Finite-frequency kernels (S-wave with a 20 s peek amplitude to the right) have become a popular tool for imaging high resolution heterogeneity within the Earth. Traditional seismic studies benefited from assuming simple ray path geometries between the earthquake and the seismometer. However, real waves traveling through the Earth do not travel along the ray theoretical ray path because their frequencies are limited.

Most of the energy from an earthquake arives at a seismic station after the ray theoretical travel time. This is because it takes a sine wave with a period, T, a ramp up time of T/4 for the energy to reach maximum. So, another ray that travels along a similar path to that of the ray theoretical ray path that has an onset time within T/4 will add constructively to the measured pulse. Less similar ray paths leading to travel times that arrive early or late by T/4 < |dT| < T/2 will destructively interfere with the pulse. The constructive and destructive interferences result in positive and negative sensitivities respectively. Because waves from Earthquakes are composed of many frequencies, the sensitivity is dependent on the weighted summation of all the sensitivities to all the frequencies.

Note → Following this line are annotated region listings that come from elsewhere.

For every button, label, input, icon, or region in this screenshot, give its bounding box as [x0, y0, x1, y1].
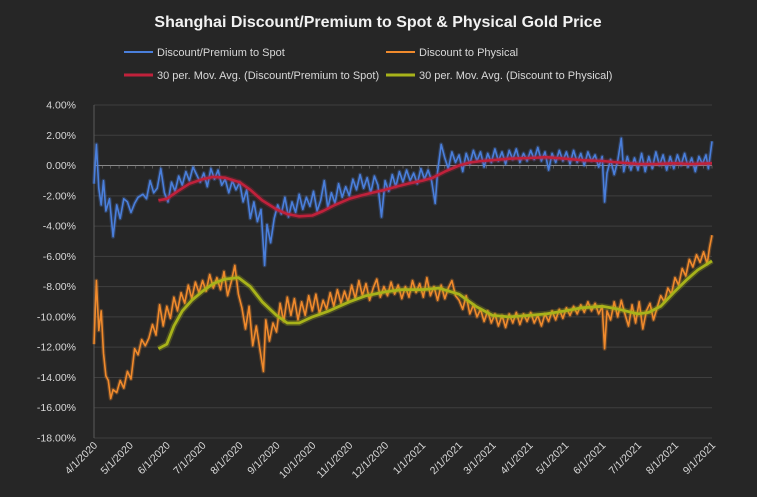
y-tick-label: -6.00% [43, 251, 76, 263]
y-tick-label: -18.00% [37, 433, 76, 445]
x-tick-label: 5/1/2020 [99, 440, 136, 477]
y-tick-label: -16.00% [37, 402, 76, 414]
legend-entry: Discount/Premium to Spot [157, 47, 285, 59]
y-tick-label: 2.00% [46, 130, 76, 142]
x-tick-label: 12/1/2020 [350, 440, 392, 482]
x-tick-label: 6/1/2020 [136, 440, 173, 477]
y-tick-label: -14.00% [37, 372, 76, 384]
y-tick-label: 4.00% [46, 100, 76, 112]
series-line [93, 137, 713, 267]
y-tick-label: -8.00% [43, 281, 76, 293]
x-tick-label: 4/1/2021 [498, 440, 535, 477]
legend-entry: 30 per. Mov. Avg. (Discount to Physical) [419, 70, 612, 82]
x-tick-label: 8/1/2021 [644, 440, 681, 477]
y-tick-label: -12.00% [37, 342, 76, 354]
legend-entry: Discount to Physical [419, 47, 518, 59]
y-axis-ticks: 4.00% 2.00% 0.00% -2.00% -4.00% -6.00% -8.00% -… [37, 100, 76, 445]
x-tick-label: 7/1/2021 [607, 440, 644, 477]
y-tick-label: -4.00% [43, 221, 76, 233]
x-tick-label: 2/1/2021 [428, 440, 465, 477]
y-tick-label: 0.00% [46, 160, 76, 172]
series-line [158, 155, 713, 218]
series-group [92, 136, 714, 401]
x-tick-label: 7/1/2020 [171, 440, 208, 477]
series-line [157, 259, 713, 350]
chart-title: Shanghai Discount/Premium to Spot & Phys… [154, 14, 601, 31]
series-glow [92, 136, 714, 268]
x-tick-label: 3/1/2021 [461, 440, 498, 477]
series-line [93, 235, 713, 400]
y-tick-label: -10.00% [37, 311, 76, 323]
x-tick-label: 6/1/2021 [571, 440, 608, 477]
legend-entry: 30 per. Mov. Avg. (Discount/Premium to S… [157, 70, 379, 82]
x-tick-label: 8/1/2020 [208, 440, 245, 477]
y-tick-label: -2.00% [43, 190, 76, 202]
x-tick-label: 4/1/2020 [63, 440, 100, 477]
x-tick-label: 1/1/2021 [391, 440, 428, 477]
x-tick-label: 5/1/2021 [534, 440, 571, 477]
x-tick-label: 10/1/2020 [277, 440, 319, 482]
x-tick-label: 9/1/2021 [681, 440, 718, 477]
legend: Discount/Premium to Spot Discount to Phys… [124, 47, 612, 82]
x-tick-label: 11/1/2020 [314, 440, 355, 481]
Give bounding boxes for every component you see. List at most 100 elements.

Typically, the mid-to-long periods (10-100 s) dominate seismic records because attenuation tends to reduce energy of high-frequency waves faster than low- frequency waves. Additionally, the very-long periods are only excited by the largest earthquakes. So, energy recorded at a seismometer is typically band-limited. Additionally, most seismologists 'clean up' their seismic records by filtering out long-period drift and short period noise. Because of this finite set of frequencies, we can calculate the sensitivities relatively easily.

While finite-frequency kernels are typically used to model sensitivity to 3D variations in seismic velocity, they can also be used to model sensitivity of waves to the topography on a seismic discontinuity. Waves that bounce off of seismic discontinuities, such as S660S which bounces off the underside of the 660-km discontinuity, are highly sensitive to lateral variations in discontinuity topography. Deeper discontinuity topography leads to early arrivals because of the shortened travel path. Shallower undulations lead to delayed arrivals because of the lengthened travel path.

The resulting finite-frequency Frochet kernel for travel time sensitivity to discontinuity topography for an S660S wave looks like like the figure to the left (in map view). The kernel itself depends heavily on the size of the blocks that compose the kernel. Larger blocks average the sensitivities over a larger area, which often channges the shape of the kernel. It is important to grid the Earth into small enough blocks that the kernels do not become greatly distorted. Here the gridding size goes from 0.5 to 5 degree side-lengths. With side-lengths smaller than 1 degree the kernel is only minimally distorted. At side lengths of 5 degrees or more the kernel resembles a cylindrical cap, which is the standard technique for stacking SdS waves.

When you invert stacked finite-frequency kernels and travel-time residuals from stacked waveforms you can recover a structure similar to this figure. The technique results in higher resolution images of thinning and thickening of the mantle transition zone (WTZ).The resultant model shows that the transition zone is thick near subduction zones and thin elsewhere.